Norwegian newspapers and broadcast outlets suddenly have their own chess experts, front pages are plastered with news from the World Chess Championship in Chennai, India and constant updates top local websites. Chess fever is gripping the country, as home-grown chess star Magnus Carlsen started the tournament of his life this weekend.
The hype has been building for months and Carlsen, age 22, has been preparing for even longer, arguably since he first started playing chess as a child with his father Henrik at home in Lommedalen, just west of Oslo. They both landed in India this week, after acclimating with a warm-up session in Muscat, and the young Carlsen seemed full of self-confidence.
“The warm-up in Muscat was perfect for Magnus,” his manager Espen Agdestein told newspaper Aftenposten, which has sent its Asia correspondent from Beijing to Chennai for the occasion.
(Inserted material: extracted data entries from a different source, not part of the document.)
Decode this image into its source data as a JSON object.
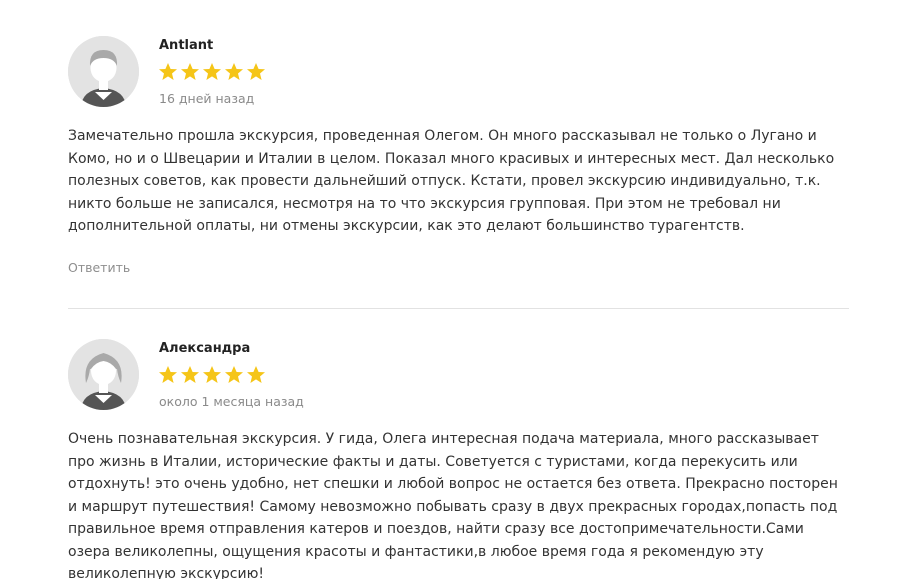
{
  "colors": {
    "star": "#f5c518",
    "divider": "#e2e2e2",
    "muted": "#8a8a8a"
  },
  "reviews": [
    {
      "author": "Antlant",
      "rating": 5,
      "date": "16 дней назад",
      "avatar_icon": "user-avatar-male-icon",
      "text": "Замечательно прошла экскурсия, проведенная Олегом. Он много рассказывал не только о Лугано и Комо, но и о Швецарии и Италии в целом. Показал много красивых и интересных мест. Дал несколько полезных советов, как провести дальнейший отпуск. Кстати, провел экскурсию индивидуально, т.к. никто больше не записался, несмотря на то что экскурсия групповая. При этом не требовал ни дополнительной оплаты, ни отмены экскурсии, как это делают большинство турагентств.",
      "reply_label": "Ответить"
    },
    {
      "author": "Александра",
      "rating": 5,
      "date": "около 1 месяца назад",
      "avatar_icon": "user-avatar-female-icon",
      "text": "Очень познавательная экскурсия. У гида, Олега интересная подача материала, много рассказывает про жизнь в Италии, исторические факты и даты. Советуется с туристами, когда перекусить или отдохнуть! это очень удобно, нет спешки и любой вопрос не остается без ответа. Прекрасно посторен и маршрут путешествия! Самому невозможно побывать сразу в двух прекрасных городах,попаcть под правильное время отправления катеров и поездов, найти сразу все достопримечательности.Сами озера великолепны, ощущения красоты и фантастики,в любое время года я рекомендую эту великолепную экскурсию!"
    }
  ]
}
While in Oman, Carlsen “could exercise with several different ball games,” Agdestein said, “and he could swim in the gulf.”
From Oman, Carlsen, his family (mom and three sisters are along as well) and support crew headed for the luxurious Fishermans Cove on the Bay of Bengal after landing in Chennai and getting a rock star’s welcome at the airport. All of them were adorned with flowers and Carlsen was given a traditional shawl before driving the roughly one hour to the place where Carlsen will also unwind between games.
Now they’re all settled in at the Hyatt Regency Hotel in Chennai, where Agdestein earlier has said that Carlsen and his entourage would have an entire floor to themselves. “Team Carlsen” consists of himself, Agdestein, doctor Brede Kvisvik, security chief Bjørn Nesse, his father Henrik who also serves as chairman of the business unit and cook Magnus Forssell.
And then there are the sparring partners, or so-called “seconds” that Carlsen has continued to keep secret even after his opponent in the upcoming World Chess Championship, reigning World Champion Viswanathan “Vishy” Anand, disclosed his at a press conference on Thursday. Anand, age 43 and playing on home turf in India, identified his seconds as Krishnan Sasikiran and Sandipan Chanda of India, Peter Leko of Hungary and Radoslaw Wojtaszek of Poland, in a move that even surprised Carlsen.
“I appreciate that Anand revealed his seconds, but I am not going to return the favour,” Carlsen said with a smile. He previously has trained with former top-ranked player Garry Kasparov but wouldn’t hint at who he’s been training with lately. Carlsen appeared characteristically calm, visibly unaffected by the hordes of journalists and fans crowding around him.
Norwegian officials, meanwhile, are using the occasion to do some national promotion in Chennai. Opening ceremonies on Thursday featured Norwegian folk dancing, song and even a Sami joik. The Nowegian Embassy in New Delhi has been involved and flew in the Norwegian artists to put a national spin on the festivities.
Meanwhile, interest back home in Norway is running at fever pitch, with Norwegian Broadcasting (NRK) even paying to broadcast all the games live after winning a bidding contest against VGTV. NRK will air around 100 hours of chess, and newspaper Dagens Næringsliv (DN) reported that the state broadcaster paid NOK 1.5 million for the rights. VG was undaunted.
“For us, the World Chess Championship is perhaps the biggest sports event of the year,” VG’s sports chief Øyvind Brenne told DN. The media house, which includes Norway’s biggest tabloid newspaper VG, has three reporters following every move in India, while in Oslo, program leader Mads Andersen and historian, author and chess enthusiast Hans Olav Lahlum will comment on every one of them.
NRK, meanwhile, has four reporters and photographers in Chennai, with sports anchor Line Andersen guiding TV viewers through the entire championship which runs until November 28. Since each game yields one point for a victory and a half-point for remis (a tie), a winner could be declared as early as November 18, if either Carlsen or Anand becomes the first to exceed 6.5 points, the amount needed to win the 12-game tournament. All games are scheduled to start at 10:30am Norwegian time, and last around five to six hours.
Carlsen, who refused to participate in the last World Championships because of a disagreement over regulations, is the challenger this time around and widely favoured to win. The winner not only will claim the title but also the equivalent of NOK 9 million.